Data protection legislation and effective enforcement is essential in this respect as well. Where there is no data protection in place (or enforcement is ineffective), people will quickly lose track of who is collecting their biometric identity data and for what purpose. If unregulated, the data-collecting entity may try to make money from selling identity and transaction data. Governments, on the other hand, might exploit the data collected to track tax evaders or increase social control in general. In the case of taxation enforcement, the sharing of identity information of banks (now secured with biometrics) with government would likely result in a loss of trust among the people, who might revert to informal financial services.

Another risk associated with biometric identification is that it shifts the focus away from other important aspects that are related to financial inclusion, such as prices, financial knowledge and location of service providers. After all, secure identification of individuals lowers the eligibility barrier.
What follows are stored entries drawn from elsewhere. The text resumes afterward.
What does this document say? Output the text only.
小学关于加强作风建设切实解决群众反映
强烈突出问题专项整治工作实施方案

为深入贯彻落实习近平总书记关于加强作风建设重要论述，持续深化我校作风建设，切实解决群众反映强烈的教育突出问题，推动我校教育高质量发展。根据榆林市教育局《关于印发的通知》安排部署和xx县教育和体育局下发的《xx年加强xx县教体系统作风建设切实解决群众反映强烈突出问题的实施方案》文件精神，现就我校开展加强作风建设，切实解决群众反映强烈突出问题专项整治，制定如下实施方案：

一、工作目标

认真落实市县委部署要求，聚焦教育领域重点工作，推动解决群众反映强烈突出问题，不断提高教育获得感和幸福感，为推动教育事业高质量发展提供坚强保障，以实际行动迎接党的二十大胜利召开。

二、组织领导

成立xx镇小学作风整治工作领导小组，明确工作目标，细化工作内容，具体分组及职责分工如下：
Other steps need to follow, such as provision of low-cost financial services that are accessible for the poor and that are tailored to their needs.

ABOUT THE AUTHOR
Dr. Nicola Jentzsch is an Alliance for Financial Inclusion (AFI) Associate.

Footnotes:

[1] Giannetti, C. and Jentzsch, N. (2013). Credit Reporting, Financial Intermediation and Identification Systems: International Evidence, Journal of International Money and Finance 33 (March): 60-80.

[2] Giné, X., Goldberg, J., Yang, D., Oct. 2010. Identification Strategy: a Field Experiment on Dynamic Incentives in Rural Credit Markets (5438).

 

1 reply

  1. Very Interesting! Do you know any case in which biometrical information has supported safe withdrawals? Often, one of the barriers for financial inclusion is the transaction costs for costumers to move to an ATM, so giving them access to a more proximal option is key, but how to make it safe, simple, easy and at low cost? If you have any cases, that would help a lot!! Thank you!